Aujourd’hui, quelle est la stratégie de la Fédération de la Chimie et de la Parachimie ?

 

Notre objectif est de doter notre pays d’une chimie forte, capable de générer de la croissance, du revenu et de l’emploi et de réduire le déficit de la balance commerciale. Cela passera notamment par la consolidation de l’existant, le développement des filières en rapport avec les nouveaux Métiers Mondiaux du Maroc comme l’automobile ou l’aéronautique, par une plus grande valorisation de nos ressources naturelles (minières et végétales), ainsi que par le renforcement de nos partenariats avec les pays africains.

Dans le cadre des contrats-performance que nous avons signés avec le Ministère de l’Industrie, du Commerce, de l’Investissement et de l’Économie Numérique, et le Ministère des Finances, différentes mesures ont été décidées. Elles visent, notamment, à valoriser les ressources naturelles du pays par la transformation chimique et le développement de nouvelles activités de sourcing, et ce, dans le but de limiter la dépendance vis-à-vis de l’étranger et de pérenniser les filières servant les besoins fondamentaux des autres secteurs. Il est également prévu de développer de nouvelles filières environnementales et de recyclage.

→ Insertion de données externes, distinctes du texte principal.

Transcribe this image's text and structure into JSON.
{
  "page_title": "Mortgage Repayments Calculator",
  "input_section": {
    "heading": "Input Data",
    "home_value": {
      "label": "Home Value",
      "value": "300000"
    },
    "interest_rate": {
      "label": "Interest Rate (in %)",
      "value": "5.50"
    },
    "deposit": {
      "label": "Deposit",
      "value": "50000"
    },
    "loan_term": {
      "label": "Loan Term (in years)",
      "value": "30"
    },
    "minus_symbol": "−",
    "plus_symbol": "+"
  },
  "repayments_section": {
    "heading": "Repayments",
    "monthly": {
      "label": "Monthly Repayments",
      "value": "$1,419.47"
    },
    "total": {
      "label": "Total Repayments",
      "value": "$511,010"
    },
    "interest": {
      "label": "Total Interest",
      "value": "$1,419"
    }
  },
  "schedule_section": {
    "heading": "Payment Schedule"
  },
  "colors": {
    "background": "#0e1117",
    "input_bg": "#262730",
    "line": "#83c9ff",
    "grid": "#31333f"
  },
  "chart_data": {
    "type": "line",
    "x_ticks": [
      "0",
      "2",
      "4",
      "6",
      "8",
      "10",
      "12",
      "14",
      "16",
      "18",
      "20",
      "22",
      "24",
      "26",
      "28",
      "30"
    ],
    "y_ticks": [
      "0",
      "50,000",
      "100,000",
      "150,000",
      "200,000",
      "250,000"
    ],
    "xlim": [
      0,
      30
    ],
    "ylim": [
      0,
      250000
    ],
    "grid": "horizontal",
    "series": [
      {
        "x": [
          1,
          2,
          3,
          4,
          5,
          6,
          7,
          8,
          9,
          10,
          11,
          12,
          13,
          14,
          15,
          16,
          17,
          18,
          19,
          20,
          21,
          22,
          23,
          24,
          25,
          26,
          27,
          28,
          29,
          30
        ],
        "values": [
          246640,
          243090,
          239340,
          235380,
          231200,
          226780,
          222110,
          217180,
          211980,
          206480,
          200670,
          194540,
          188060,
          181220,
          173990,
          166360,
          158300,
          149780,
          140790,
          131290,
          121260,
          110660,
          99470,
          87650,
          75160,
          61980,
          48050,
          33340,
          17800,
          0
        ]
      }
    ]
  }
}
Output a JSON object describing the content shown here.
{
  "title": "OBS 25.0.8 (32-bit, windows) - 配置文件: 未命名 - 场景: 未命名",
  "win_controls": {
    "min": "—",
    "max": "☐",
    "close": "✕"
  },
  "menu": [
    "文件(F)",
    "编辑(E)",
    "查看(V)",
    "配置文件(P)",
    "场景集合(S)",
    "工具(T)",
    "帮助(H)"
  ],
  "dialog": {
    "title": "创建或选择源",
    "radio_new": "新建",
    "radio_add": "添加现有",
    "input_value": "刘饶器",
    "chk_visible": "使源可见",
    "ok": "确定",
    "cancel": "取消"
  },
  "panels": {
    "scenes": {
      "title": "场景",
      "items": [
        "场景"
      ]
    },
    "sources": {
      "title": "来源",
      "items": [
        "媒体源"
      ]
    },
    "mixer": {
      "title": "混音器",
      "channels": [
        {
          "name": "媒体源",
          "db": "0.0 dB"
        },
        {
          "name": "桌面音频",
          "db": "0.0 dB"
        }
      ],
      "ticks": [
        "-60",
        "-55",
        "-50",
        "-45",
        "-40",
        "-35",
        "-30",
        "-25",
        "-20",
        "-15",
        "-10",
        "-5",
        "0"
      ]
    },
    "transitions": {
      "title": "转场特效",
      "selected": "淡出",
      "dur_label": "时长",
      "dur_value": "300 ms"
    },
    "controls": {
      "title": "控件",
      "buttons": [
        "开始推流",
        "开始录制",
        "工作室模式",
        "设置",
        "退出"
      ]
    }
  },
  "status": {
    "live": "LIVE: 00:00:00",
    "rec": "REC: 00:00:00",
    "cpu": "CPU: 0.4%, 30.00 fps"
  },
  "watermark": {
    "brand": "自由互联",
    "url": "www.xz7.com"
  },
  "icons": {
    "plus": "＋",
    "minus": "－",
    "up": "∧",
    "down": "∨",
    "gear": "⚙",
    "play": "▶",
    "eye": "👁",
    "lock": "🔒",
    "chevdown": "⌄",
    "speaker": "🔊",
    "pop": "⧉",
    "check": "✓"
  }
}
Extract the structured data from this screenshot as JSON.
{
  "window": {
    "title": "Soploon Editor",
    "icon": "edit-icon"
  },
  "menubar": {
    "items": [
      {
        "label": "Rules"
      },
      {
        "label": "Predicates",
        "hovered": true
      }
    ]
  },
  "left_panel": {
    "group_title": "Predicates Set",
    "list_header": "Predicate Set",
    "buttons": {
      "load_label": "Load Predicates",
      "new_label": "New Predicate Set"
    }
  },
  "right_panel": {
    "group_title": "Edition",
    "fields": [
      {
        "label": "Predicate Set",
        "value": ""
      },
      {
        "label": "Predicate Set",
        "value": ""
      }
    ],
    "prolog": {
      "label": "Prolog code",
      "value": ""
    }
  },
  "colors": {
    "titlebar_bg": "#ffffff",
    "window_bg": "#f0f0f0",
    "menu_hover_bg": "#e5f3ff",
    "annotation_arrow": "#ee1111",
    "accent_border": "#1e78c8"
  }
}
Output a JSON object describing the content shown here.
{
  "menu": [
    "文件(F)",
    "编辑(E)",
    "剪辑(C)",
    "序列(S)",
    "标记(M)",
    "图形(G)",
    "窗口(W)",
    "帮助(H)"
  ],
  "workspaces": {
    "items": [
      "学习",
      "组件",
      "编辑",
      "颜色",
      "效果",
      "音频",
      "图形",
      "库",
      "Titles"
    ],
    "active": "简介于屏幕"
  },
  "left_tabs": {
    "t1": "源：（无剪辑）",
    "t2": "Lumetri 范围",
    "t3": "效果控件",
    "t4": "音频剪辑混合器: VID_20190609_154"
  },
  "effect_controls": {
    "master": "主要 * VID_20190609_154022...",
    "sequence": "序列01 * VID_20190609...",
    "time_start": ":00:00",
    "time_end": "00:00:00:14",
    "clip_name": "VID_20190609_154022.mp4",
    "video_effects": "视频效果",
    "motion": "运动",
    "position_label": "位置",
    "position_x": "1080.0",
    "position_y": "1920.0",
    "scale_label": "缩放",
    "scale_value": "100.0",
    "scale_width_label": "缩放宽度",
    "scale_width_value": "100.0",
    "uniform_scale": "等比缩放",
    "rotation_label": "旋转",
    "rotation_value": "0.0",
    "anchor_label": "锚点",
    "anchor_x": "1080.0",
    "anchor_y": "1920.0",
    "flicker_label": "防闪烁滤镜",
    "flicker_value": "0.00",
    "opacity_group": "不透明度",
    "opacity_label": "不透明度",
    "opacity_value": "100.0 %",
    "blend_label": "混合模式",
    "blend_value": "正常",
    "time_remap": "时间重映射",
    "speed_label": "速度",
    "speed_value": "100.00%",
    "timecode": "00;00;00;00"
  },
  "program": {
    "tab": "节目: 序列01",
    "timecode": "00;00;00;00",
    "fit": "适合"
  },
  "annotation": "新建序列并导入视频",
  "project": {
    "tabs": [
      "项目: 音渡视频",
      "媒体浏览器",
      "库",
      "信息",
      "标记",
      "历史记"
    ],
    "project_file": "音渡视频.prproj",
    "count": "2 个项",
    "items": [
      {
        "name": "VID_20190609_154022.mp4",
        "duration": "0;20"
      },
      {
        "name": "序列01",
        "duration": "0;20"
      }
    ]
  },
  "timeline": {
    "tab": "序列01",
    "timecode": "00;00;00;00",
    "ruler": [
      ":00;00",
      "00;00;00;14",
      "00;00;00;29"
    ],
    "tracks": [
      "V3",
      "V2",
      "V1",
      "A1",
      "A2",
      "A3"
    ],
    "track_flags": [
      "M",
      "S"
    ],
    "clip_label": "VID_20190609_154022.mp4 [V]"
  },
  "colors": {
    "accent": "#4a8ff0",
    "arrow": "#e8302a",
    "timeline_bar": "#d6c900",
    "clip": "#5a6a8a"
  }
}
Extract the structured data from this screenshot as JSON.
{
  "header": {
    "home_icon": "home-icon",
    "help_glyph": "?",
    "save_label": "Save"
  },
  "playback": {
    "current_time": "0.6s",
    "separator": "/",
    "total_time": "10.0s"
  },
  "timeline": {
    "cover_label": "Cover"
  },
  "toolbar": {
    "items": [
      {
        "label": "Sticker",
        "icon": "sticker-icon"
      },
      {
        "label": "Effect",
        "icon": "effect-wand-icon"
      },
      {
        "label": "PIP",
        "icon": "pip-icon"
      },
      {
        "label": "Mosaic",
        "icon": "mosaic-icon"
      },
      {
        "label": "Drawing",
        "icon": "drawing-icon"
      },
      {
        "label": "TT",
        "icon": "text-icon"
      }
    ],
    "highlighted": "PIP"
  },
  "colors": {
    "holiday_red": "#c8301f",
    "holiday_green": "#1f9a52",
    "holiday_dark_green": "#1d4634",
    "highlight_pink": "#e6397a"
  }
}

Cette stratégie doit être soutenue par un certain nombre de mesures transversales telles que la revue du cadre réglementaire général. Cela devrait conduire à une redéfinition de la législation traitant de l’emplacement géographique de nos installations, du processus de l’autorisation de construire et d’exercer, du sourcing de matières premières locales, d’homologation et de normalisations de nos inputs et outputs. Sans oublier, bien sûr, une politique efficiente en matière d’encouragement à l’investissement et de recherche et développement.

Par ailleurs, la FCP est en train de revoir sa communication auprès du public et de ses partenaires institutionnels et privés. Nous visons à rectifier les idées préconçues que l’on peut se faire sur nos installations et nos produits. Nous avons aussi entamé une série de meetings pour présenter et communiquer sur nos écosystèmes. Un plan de communication sur les potentialités chimiques de notre pays est également prévu dans le cadre de certains évènements internationaux, en collaboration avec l’AMDI, Maroc Export, l’ANPME et, bien entendu, le Ministère de l’Industrie, du Commerce, de l’Investissement et de l’Économie Numérique.